Multidector row computed tomography

Cardiac magnetic resonance

Coronary artery disease

Quantification of regional cardiac function : clinically-motivated algorithm development and application to cardiac magnetic resonance and computed tomography

Vigneault, Davis Marc

January 2017

Techniques described to date for the reproducible and noninvasive quantification of regional cardiac function have been largely relegated to research settings due to time-consuming and cumbersome image acquisition and analysis. In this thesis, feature tracking algorithms are developed for 2-D+Time cardiac magnetic resonance (CMR) and 3-D+Time cardiac computed tomography (CCT) image sequences that are easily acquired clinically, while emphasising reproducibility and automation in their design. First, a commercially-implemented CMR feature tracking algorithm for the analysis of steady state free precession (SSFP) cine series is evaluated in patients with hypertrophic cardiomyopathy (HCM) and arrhythmogenic right ventricular cardiomyopathy (ARVC), which primarily affect the left ventricle (LV) and right ventricle (RV), respectively, and functional impairment compared with control populations is found in both cases.

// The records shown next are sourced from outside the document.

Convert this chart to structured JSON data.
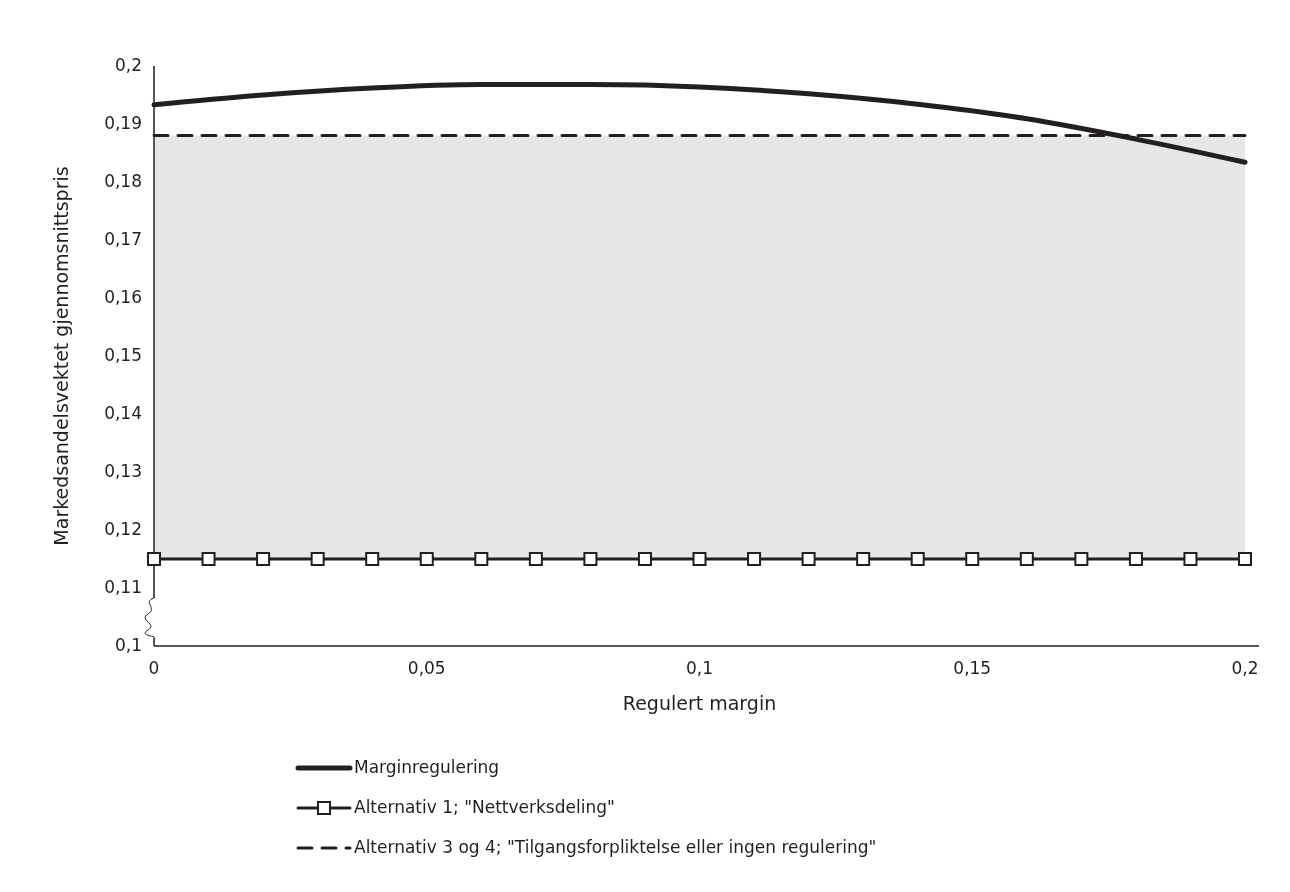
{
  "chart_data": {
    "type": "line",
    "xlabel": "Regulert margin",
    "ylabel": "Markedsandelsvektet gjennomsnittspris",
    "xlim": [
      0,
      0.2
    ],
    "ylim": [
      0.1,
      0.2
    ],
    "xticks": [
      0,
      {
        "value": 0.05,
        "label": "0,05"
      },
      {
        "value": 0.1,
        "label": "0,1"
      },
      {
        "value": 0.15,
        "label": "0,15"
      },
      {
        "value": 0.2,
        "label": "0,2"
      }
    ],
    "yticks": [
      {
        "value": 0.1,
        "label": "0,1"
      },
      {
        "value": 0.11,
        "label": "0,11"
      },
      {
        "value": 0.12,
        "label": "0,12"
      },
      {
        "value": 0.13,
        "label": "0,13"
      },
      {
        "value": 0.14,
        "label": "0,14"
      },
      {
        "value": 0.15,
        "label": "0,15"
      },
      {
        "value": 0.16,
        "label": "0,16"
      },
      {
        "value": 0.17,
        "label": "0,17"
      },
      {
        "value": 0.18,
        "label": "0,18"
      },
      {
        "value": 0.19,
        "label": "0,19"
      },
      {
        "value": 0.2,
        "label": "0,2"
      }
    ],
    "grid": false,
    "legend": "bottom",
    "bands": [
      {
        "axis": "y",
        "from": 0.115,
        "to": 0.188,
        "color": "#e6e7e8"
      }
    ],
    "series": [
      {
        "name": "Marginregulering",
        "color": "#231f20",
        "marker": "none",
        "line_style": "solid",
        "x": [
          0,
          0.02,
          0.04,
          0.06,
          0.08,
          0.1,
          0.12,
          0.14,
          0.16,
          0.18,
          0.2
        ],
        "values": [
          0.1933,
          0.195,
          0.1962,
          0.1968,
          0.1968,
          0.1964,
          0.1952,
          0.1934,
          0.1909,
          0.1874,
          0.1834
        ]
      },
      {
        "name": "Alternativ 1; \"Nettverksdeling\"",
        "color": "#231f20",
        "marker": "square",
        "line_style": "solid",
        "x": [
          0,
          0.01,
          0.02,
          0.03,
          0.04,
          0.05,
          0.06,
          0.07,
          0.08,
          0.09,
          0.1,
          0.11,
          0.12,
          0.13,
          0.14,
          0.15,
          0.16,
          0.17,
          0.18,
          0.19,
          0.2
        ],
        "values": [
          0.115,
          0.115,
          0.115,
          0.115,
          0.115,
          0.115,
          0.115,
          0.115,
          0.115,
          0.115,
          0.115,
          0.115,
          0.115,
          0.115,
          0.115,
          0.115,
          0.115,
          0.115,
          0.115,
          0.115,
          0.115
        ]
      },
      {
        "name": "Alternativ 3 og 4; \"Tilgangsforpliktelse eller ingen regulering\"",
        "color": "#231f20",
        "marker": "none",
        "line_style": "dashed",
        "x": [
          0,
          0.2
        ],
        "values": [
          0.188,
          0.188
        ]
      }
    ]
  }
}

The limitations of this implementation are then used to guide development of an automated algorithm for the same purpose, making use of fully convolutional neural networks (CNN) for segmentation and spline registration across all frames simultaneously for tracking. This study is performed in the subjects with HCM, and functional impairment is again identified in disease subjects. Finally, as myocardial contraction is inherently a 3-D phenomenon, a technique is developed for quantification of regional function from 3-D+Time functional CCT studies using simultaneous registration of automatically generated Loop subdivision surface models for tracking. This study is performed in canine mongrels, and compared with the current state of the art technique for CCT functional analysis. This work demonstrates the feasibility of automated, reproducible cardiac functional analysis from CMR and CCT image sequences. While work remains to be done in extending the principles demonstrated and modular components described to fully automated whole-heart analysis, it is hoped that this thesis will accelerate the clinical adoption of regional functional analysis.